Net revenue soared 23% to $6.97 billion and hit $7.48 billion excluding the debt-valuation fluctuations. Analysts had been calling for revenue of $7 billion.
“After a year of significant challenges, Morgan Stanley has reached a pivot point,” CEO James Gorman said in a statement, noting progress at the company’s Smith Barney wealth management joint venture and efforts to reduce risk. “Our firm is now poised to reach the returns of which it is capable on behalf of our shareholders.”
Morgan Stanley said its institutional securities division generated a 42.9% leap in fourth-quarter revenue to $3 billion. Equity underwriting revenue grew 25.4% to $237 million, while fixed-income underwriting revenue surged 85.4% to a record $534 million.
However, Morgan said its commodities results "declined meaningfully in a challenging market." Gorman said the fourth quarter marked the bank's worst commodities trading results since 1995, but didn't disclose specifics.
Revenue at the company’s global wealth management group gained 7.5% to $3.46 billion as asset management fee revenue grew 16% to $1.9 billion.

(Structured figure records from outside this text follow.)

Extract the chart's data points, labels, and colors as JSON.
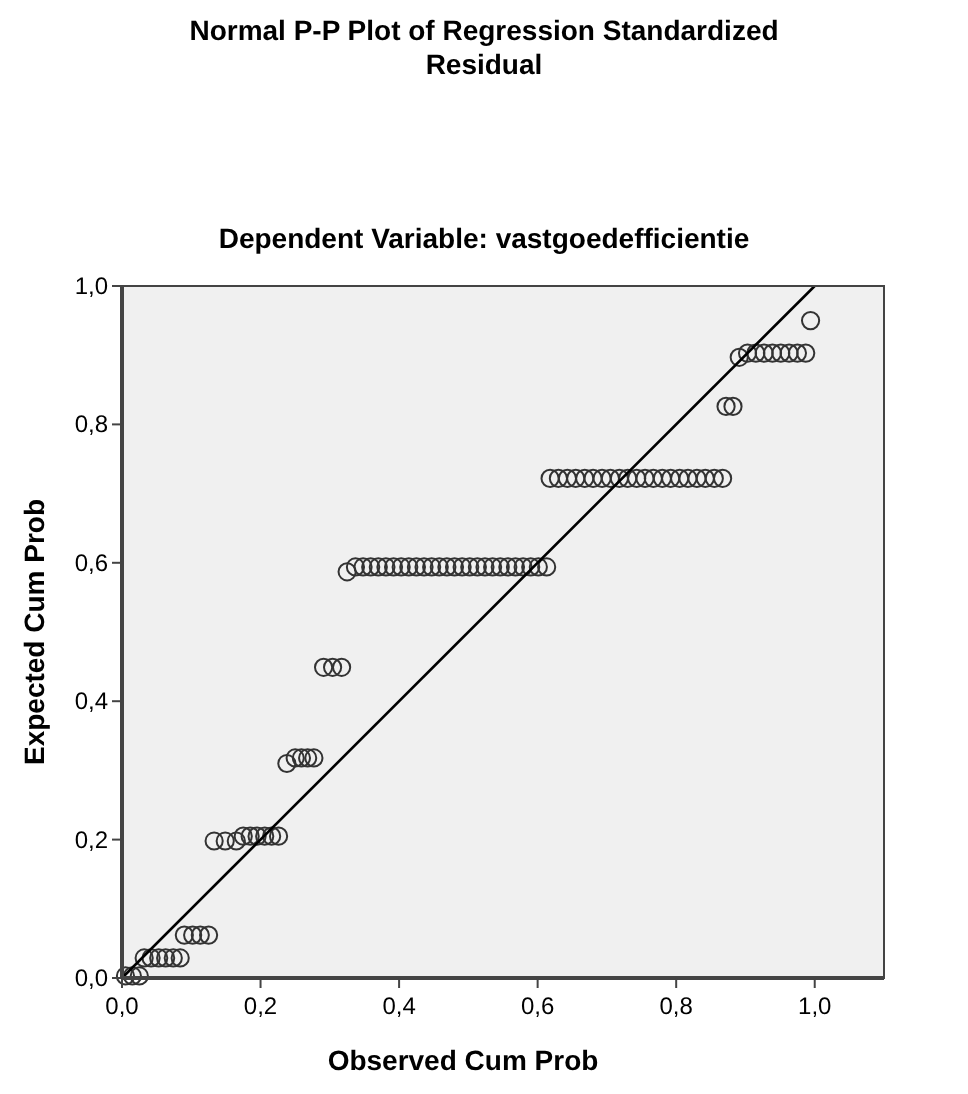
{
  "chart_data": {
    "type": "scatter",
    "title": "Normal P-P Plot of Regression Standardized Residual",
    "subtitle": "Dependent Variable: vastgoedefficientie",
    "xlabel": "Observed Cum Prob",
    "ylabel": "Expected Cum Prob",
    "xlim": [
      0,
      1.1
    ],
    "ylim": [
      0,
      1
    ],
    "xticks": [
      {
        "value": 0,
        "label": "0,0"
      },
      {
        "value": 0.2,
        "label": "0,2"
      },
      {
        "value": 0.4,
        "label": "0,4"
      },
      {
        "value": 0.6,
        "label": "0,6"
      },
      {
        "value": 0.8,
        "label": "0,8"
      },
      {
        "value": 1,
        "label": "1,0"
      }
    ],
    "yticks": [
      {
        "value": 0,
        "label": "0,0"
      },
      {
        "value": 0.2,
        "label": "0,2"
      },
      {
        "value": 0.4,
        "label": "0,4"
      },
      {
        "value": 0.6,
        "label": "0,6"
      },
      {
        "value": 0.8,
        "label": "0,8"
      },
      {
        "value": 1,
        "label": "1,0"
      }
    ],
    "grid": false,
    "series": [
      {
        "marker": "circle",
        "color": "#333333",
        "x": [
          0.005,
          0.015,
          0.025,
          0.032,
          0.042,
          0.053,
          0.063,
          0.074,
          0.084,
          0.09,
          0.102,
          0.113,
          0.125,
          0.133,
          0.149,
          0.165,
          0.175,
          0.185,
          0.195,
          0.206,
          0.216,
          0.226,
          0.238,
          0.25,
          0.259,
          0.268,
          0.277,
          0.291,
          0.304,
          0.317,
          0.325,
          0.337,
          0.348,
          0.359,
          0.37,
          0.381,
          0.392,
          0.403,
          0.414,
          0.425,
          0.436,
          0.447,
          0.458,
          0.469,
          0.48,
          0.491,
          0.502,
          0.513,
          0.524,
          0.535,
          0.546,
          0.557,
          0.568,
          0.579,
          0.59,
          0.601,
          0.613,
          0.618,
          0.63,
          0.643,
          0.655,
          0.668,
          0.68,
          0.693,
          0.705,
          0.718,
          0.73,
          0.743,
          0.755,
          0.767,
          0.78,
          0.792,
          0.805,
          0.817,
          0.83,
          0.842,
          0.855,
          0.867,
          0.872,
          0.882,
          0.891,
          0.903,
          0.915,
          0.927,
          0.939,
          0.951,
          0.963,
          0.975,
          0.987,
          0.994
        ],
        "values": [
          0.003,
          0.003,
          0.003,
          0.029,
          0.029,
          0.029,
          0.029,
          0.029,
          0.029,
          0.062,
          0.062,
          0.062,
          0.062,
          0.198,
          0.198,
          0.198,
          0.205,
          0.205,
          0.205,
          0.205,
          0.205,
          0.205,
          0.31,
          0.318,
          0.318,
          0.318,
          0.318,
          0.449,
          0.449,
          0.449,
          0.587,
          0.594,
          0.594,
          0.594,
          0.594,
          0.594,
          0.594,
          0.594,
          0.594,
          0.594,
          0.594,
          0.594,
          0.594,
          0.594,
          0.594,
          0.594,
          0.594,
          0.594,
          0.594,
          0.594,
          0.594,
          0.594,
          0.594,
          0.594,
          0.594,
          0.594,
          0.594,
          0.722,
          0.722,
          0.722,
          0.722,
          0.722,
          0.722,
          0.722,
          0.722,
          0.722,
          0.722,
          0.722,
          0.722,
          0.722,
          0.722,
          0.722,
          0.722,
          0.722,
          0.722,
          0.722,
          0.722,
          0.722,
          0.826,
          0.826,
          0.897,
          0.903,
          0.903,
          0.903,
          0.903,
          0.903,
          0.903,
          0.903,
          0.903,
          0.95
        ]
      },
      {
        "type": "line",
        "marker": "none",
        "color": "#000000",
        "x": [
          0,
          1
        ],
        "values": [
          0,
          1
        ]
      }
    ]
  }
}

Total client assets stood at $1.8 trillion at the end of the fourth quarter.
Morgan said its asset management revenue rose 41.3% to $599 million and assets under management rose 18% to $338 billion.
Morgan said its compensation expenses slid 5.3% to $3.6 billion in the fourth quarter, while non-compensation expenses gained 8.7% to $2.5 billion.
Wall Street cheered Morgan’s results, driving its stock 6.6% higher to $22.12 in premarket trading on Friday. The rally puts the stock on track to extend its 12-month rally of almost 25%.
Earlier this week rival Goldman Sachs (NYSE:GS) blew away Wall Street’s expectations by posting fourth-quarter net income of $2.89 billion on revenue that soared 53% to $9.24 billion.